= Ophiuchus Superbubble =

Astronomical phenomenon

The Ophiuchus Superbubble is an astronomical phenomenon located in the Ophiuchus constellation, with a center around ℓ ≈ 30 °. This giant superbubble was first discovered in a 2007 study of extraplanar neutral hydrogen in the disk-halo transition of the Galaxy. The top extends to galactic latitudes over 25°, a distance of about 7 kpc. The Green Bank radio telescope has measured more than 220,000 HI spectra both in and around this structure.

== Structure ==
The movable 110 meter antenna of a radio telescope made it possible to take pictures of several neighboring regions of the sky, resulting in a folded mosaic in which an area filled with hydrogen was highlighted. Near this area the interstellar gas is disturbed and many ejections are evident.

The total mass of HI in the system is ≈ 10^{6} M☉, with an equal mass of H^{+}. The base of the structure consists of HI "whiskers" measuring several hundred pc wide and its halo extends over more than 1 kpc. The "whiskers" have a vertical density structure suggesting that they are the walls of the bubble and were created by a lateral rather than an upward movement. They resemble the vertical streaks of dust seen on NGC 891.

== Geographical ==
The superbubble is located 23 thousand light-years from the Earth, and the object itself is "raised" 10 thousand light-years above the plane of the galaxy.

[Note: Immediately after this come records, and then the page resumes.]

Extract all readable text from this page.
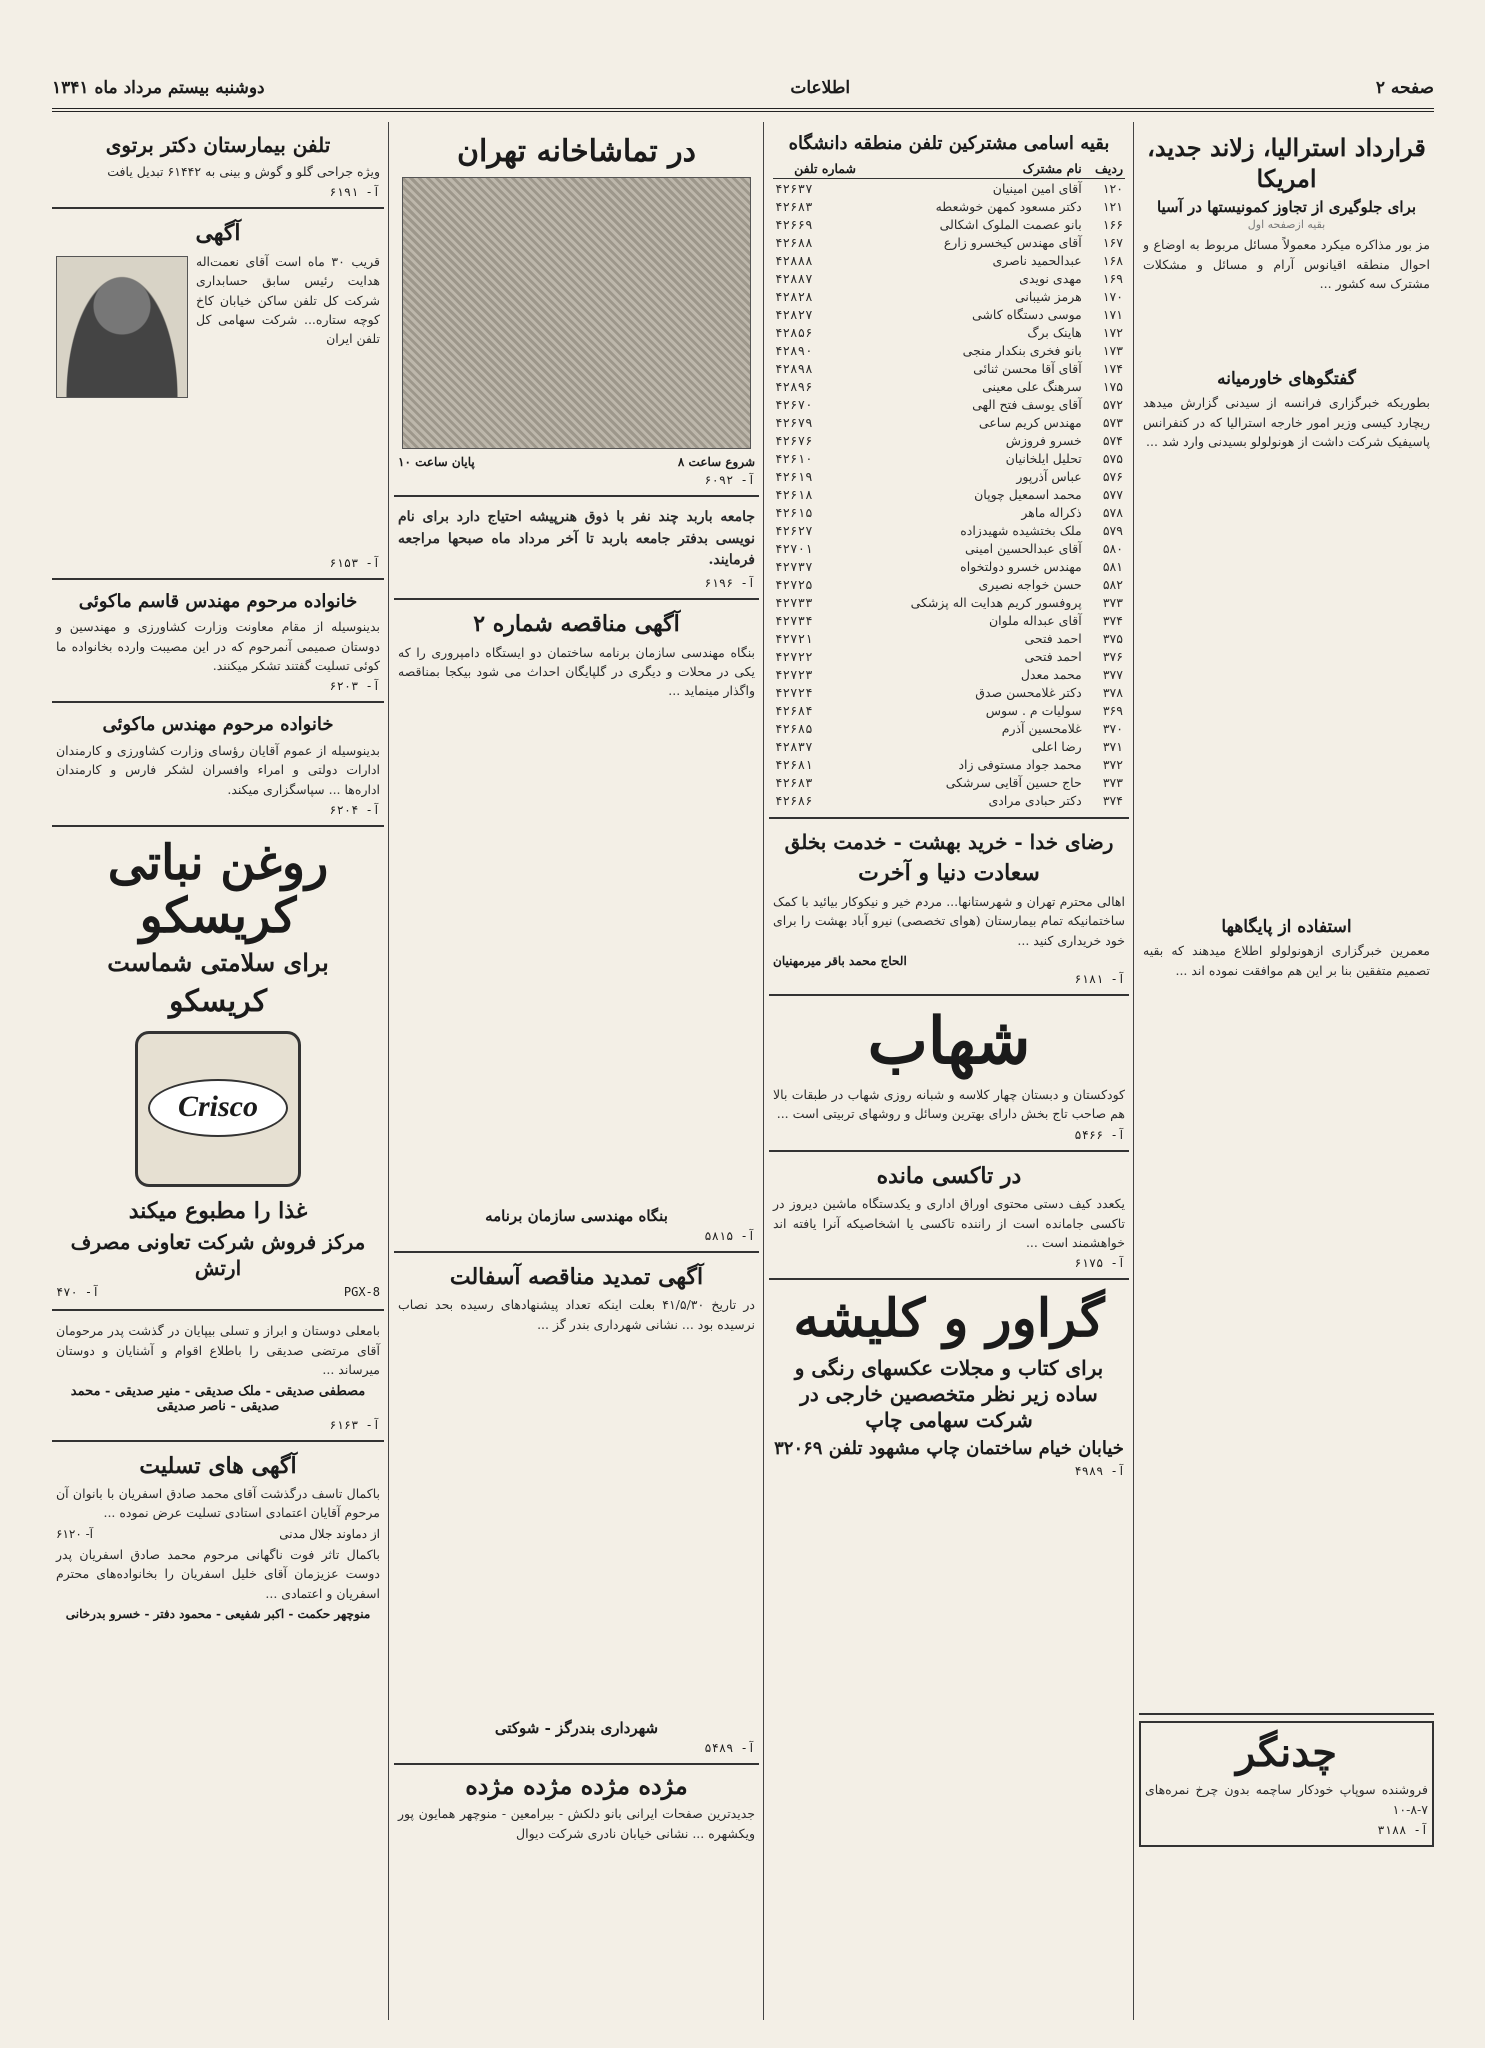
صفحه ۲
اطلاعات
دوشنبه بیستم مرداد ماه ۱۳۴۱
قرارداد استرالیا، زلاند جدید، امریکا
برای جلوگیری از تجاوز کمونیستها در آسیا
بقیه ازصفحه اول

مز بور مذاکره میکرد معمولاً مسائل مربوط به اوضاع و احوال منطقه اقیانوس آرام و مسائل و مشکلات مشترک سه کشور ...

گفتگوهای خاورمیانه

بطوریکه خبرگزاری فرانسه از سیدنی گزارش میدهد ریچارد کیسی وزیر امور خارجه استرالیا که در کنفرانس پاسیفیک شرکت داشت از هونولولو بسیدنی وارد شد ...

استفاده از پایگاهها

معمرین خبرگزاری ازهونولولو اطلاع میدهند که بقیه تصمیم متفقین بنا بر این هم موافقت نموده اند ...

چدنگر

فروشنده سوپاپ خودکار ساچمه بدون چرخ نمره‌های ۷-۸-۱۰

آ- ۳۱۸۸
بقیه اسامی مشترکین تلفن منطقه دانشگاه
ردیف	نام مشترک	شماره تلفن
۱۲۰	آقای امین امینیان	۴۲۶۳۷
۱۲۱	دکتر مسعود کمهن خوشعطه	۴۲۶۸۳
۱۶۶	بانو عصمت الملوک اشکالی	۴۲۶۶۹
۱۶۷	آقای مهندس کیخسرو زارع	۴۲۶۸۸
۱۶۸	عبدالحمید ناصری	۴۲۸۸۸
۱۶۹	مهدی نویدی	۴۲۸۸۷
۱۷۰	هرمز شیبانی	۴۲۸۲۸
۱۷۱	موسی دستگاه کاشی	۴۲۸۲۷
۱۷۲	هاینک برگ	۴۲۸۵۶
۱۷۳	بانو فخری بنکدار منجی	۴۲۸۹۰
۱۷۴	آقای آقا محسن ثنائی	۴۲۸۹۸
۱۷۵	سرهنگ علی معینی	۴۲۸۹۶
۵۷۲	آقای یوسف فتح الهی	۴۲۶۷۰
۵۷۳	مهندس کریم ساعی	۴۲۶۷۹
۵۷۴	خسرو فروزش	۴۲۶۷۶
۵۷۵	تحلیل ایلخانیان	۴۲۶۱۰
۵۷۶	عباس آذرپور	۴۲۶۱۹
۵۷۷	محمد اسمعیل چوپان	۴۲۶۱۸
۵۷۸	ذکراله ماهر	۴۲۶۱۵
۵۷۹	ملک بختشیده شهیدزاده	۴۲۶۲۷
۵۸۰	آقای عبدالحسین امینی	۴۲۷۰۱
۵۸۱	مهندس خسرو دولتخواه	۴۲۷۳۷
۵۸۲	حسن خواجه نصیری	۴۲۷۲۵
۳۷۳	پروفسور کریم هدایت اله پزشکی	۴۲۷۳۳
۳۷۴	آقای عبداله ملوان	۴۲۷۳۴
۳۷۵	احمد فتحی	۴۲۷۲۱
۳۷۶	احمد فتحی	۴۲۷۲۲
۳۷۷	محمد معدل	۴۲۷۲۳
۳۷۸	دکتر غلامحسن صدق	۴۲۷۲۴
۳۶۹	سولیات م . سوس	۴۲۶۸۴
۳۷۰	غلامحسین آذرم	۴۲۶۸۵
۳۷۱	رضا اعلی	۴۲۸۳۷
۳۷۲	محمد جواد مستوفی زاد	۴۲۶۸۱
۳۷۳	حاج حسین آقایی سرشکی	۴۲۶۸۳
۳۷۴	دکتر حبادی مرادی	۴۲۶۸۶
رضای خدا - خرید بهشت - خدمت بخلق
سعادت دنیا و آخرت

اهالی محترم تهران و شهرستانها... مردم خیر و نیکوکار بیائید با کمک ساختمانیکه تمام بیمارستان (هوای تخصصی) نیرو آباد بهشت را برای خود خریداری کنید ...

الحاج محمد باقر میرمهنیان
آ- ۶۱۸۱
شهاب

کودکستان و دبستان چهار کلاسه و شبانه روزی شهاب در طبقات بالا هم صاحب تاج بخش دارای بهترین وسائل و روشهای تربیتی است ...

آ- ۵۴۶۶
در تاکسی مانده

یکعدد کیف دستی محتوی اوراق اداری و یکدستگاه ماشین دیروز در تاکسی جامانده است از راننده تاکسی یا اشخاصیکه آنرا یافته اند خواهشمند است ...

آ- ۶۱۷۵
گراور و کلیشه
برای کتاب و مجلات عکسهای رنگی و ساده زیر نظر متخصصین خارجی در شرکت سهامی چاپ
خیابان خیام ساختمان چاپ مشهود تلفن ۳۲۰۶۹
آ- ۴۹۸۹
در تماشاخانه تهران
شروع ساعت ۸
پایان ساعت ۱۰
آ- ۶۰۹۲

جامعه باربد چند نفر با ذوق هنرپیشه احتیاج دارد برای نام نویسی بدفتر جامعه باربد تا آخر مرداد ماه صبحها مراجعه فرمایند.

آ- ۶۱۹۶
آگهی مناقصه شماره ۲

بنگاه مهندسی سازمان برنامه ساختمان دو ایستگاه دامپروری را که یکی در محلات و دیگری در گلپایگان احداث می شود بیکجا بمناقصه واگذار مینماید ...

بنگاه مهندسی سازمان برنامه
آ- ۵۸۱۵
آگهی تمدید مناقصه آسفالت

در تاریخ ۴۱/۵/۳۰ بعلت اینکه تعداد پیشنهادهای رسیده بحد نصاب نرسیده بود ... نشانی شهرداری بندر گز ...

شهرداری بندرگز - شوکتی
آ- ۵۴۸۹
مژده مژده مژده مژده

جدیدترین صفحات ایرانی بانو دلکش - بیرامعین - منوچهر همایون پور ویکشهره ... نشانی خیابان نادری شرکت دیوال

تلفن بیمارستان دکتر برتوی

ویژه جراحی گلو و گوش و بینی به ۶۱۴۴۲ تبدیل یافت

آ- ۶۱۹۱
آگهی

قریب ۳۰ ماه است آقای نعمت‌اله هدایت رئیس سابق حسابداری شرکت کل تلفن ساکن خیابان کاخ کوچه ستاره... شرکت سهامی کل تلفن ایران

آ- ۶۱۵۳
خانواده مرحوم مهندس قاسم ماکوئی

بدینوسیله از مقام معاونت وزارت کشاورزی و مهندسین و دوستان صمیمی آنمرحوم که در این مصیبت وارده بخانواده ما کوئی تسلیت گفتند تشکر میکنند.

آ- ۶۲۰۳
خانواده مرحوم مهندس ماکوئی

بدینوسیله از عموم آقایان رؤسای وزارت کشاورزی و کارمندان ادارات دولتی و امراء وافسران لشکر فارس و کارمندان اداره‌ها ... سپاسگزاری میکند.

آ- ۶۲۰۴
روغن نباتی کریسکو
برای سلامتی شماست
کریسکو
Crisco
غذا را مطبوع میکند
مرکز فروش شرکت تعاونی مصرف ارتش
PGX-8
آ- ۴۷۰

بامعلی دوستان و ابراز و تسلی بیپایان در گذشت پدر مرحومان آقای مرتضی صدیقی را باطلاع اقوام و آشنایان و دوستان میرساند ...

مصطفی صدیقی - ملک صدیقی - منیر صدیقی - محمد صدیقی - ناصر صدیقی
آ- ۶۱۶۳
آگهی های تسلیت

باکمال تاسف درگذشت آقای محمد صادق اسفریان با بانوان آن مرحوم آقایان اعتمادی استادی تسلیت عرض نموده ...

از دماوند جلال مدنی
آ- ۶۱۲۰

باکمال تاثر فوت ناگهانی مرحوم محمد صادق اسفریان پدر دوست عزیزمان آقای خلیل اسفریان را بخانواده‌های محترم اسفریان و اعتمادی ...

منوچهر حکمت - اکبر شفیعی - محمود دفتر - خسرو بدرخانی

According to the Kompaneets model of an expanding bubble, the age of this system is ≈ 30 Ma, and its total energy content is ~ 10^53 erg. It may be at the stage when expansion stops and the shell begins to experience significant instabilities. This system offers an unprecedented opportunity to study several important phenomena at close range, including the evolution of superbubbles, turbulence in the HI shell, and the magnitude of the ionizing flux over the galactic disk.

==Formation hypothesis==
The superbubble is hypothesized to be based on a massive cluster of young stars. The brightest of these stars exploded one after another, but since bright stars have a short lifespan (about 10 million years), a difference of a couple of million years essentially meant they all exploded at the same time. With a high degree of probability, the matter was "pushed" out of the galactic plane by such explosions, resulting in the inflation of the bubble. The interstellar matter itself is present in most galaxies and is mainly neutral or ionized hydrogen.

Such structures are capable of influencing the distribution of chemical elements in the galaxy: heavy nuclei that are born inside stars are ejected during an explosion together with gas, which - in the form of a "superbubble" - transports them over considerable distances.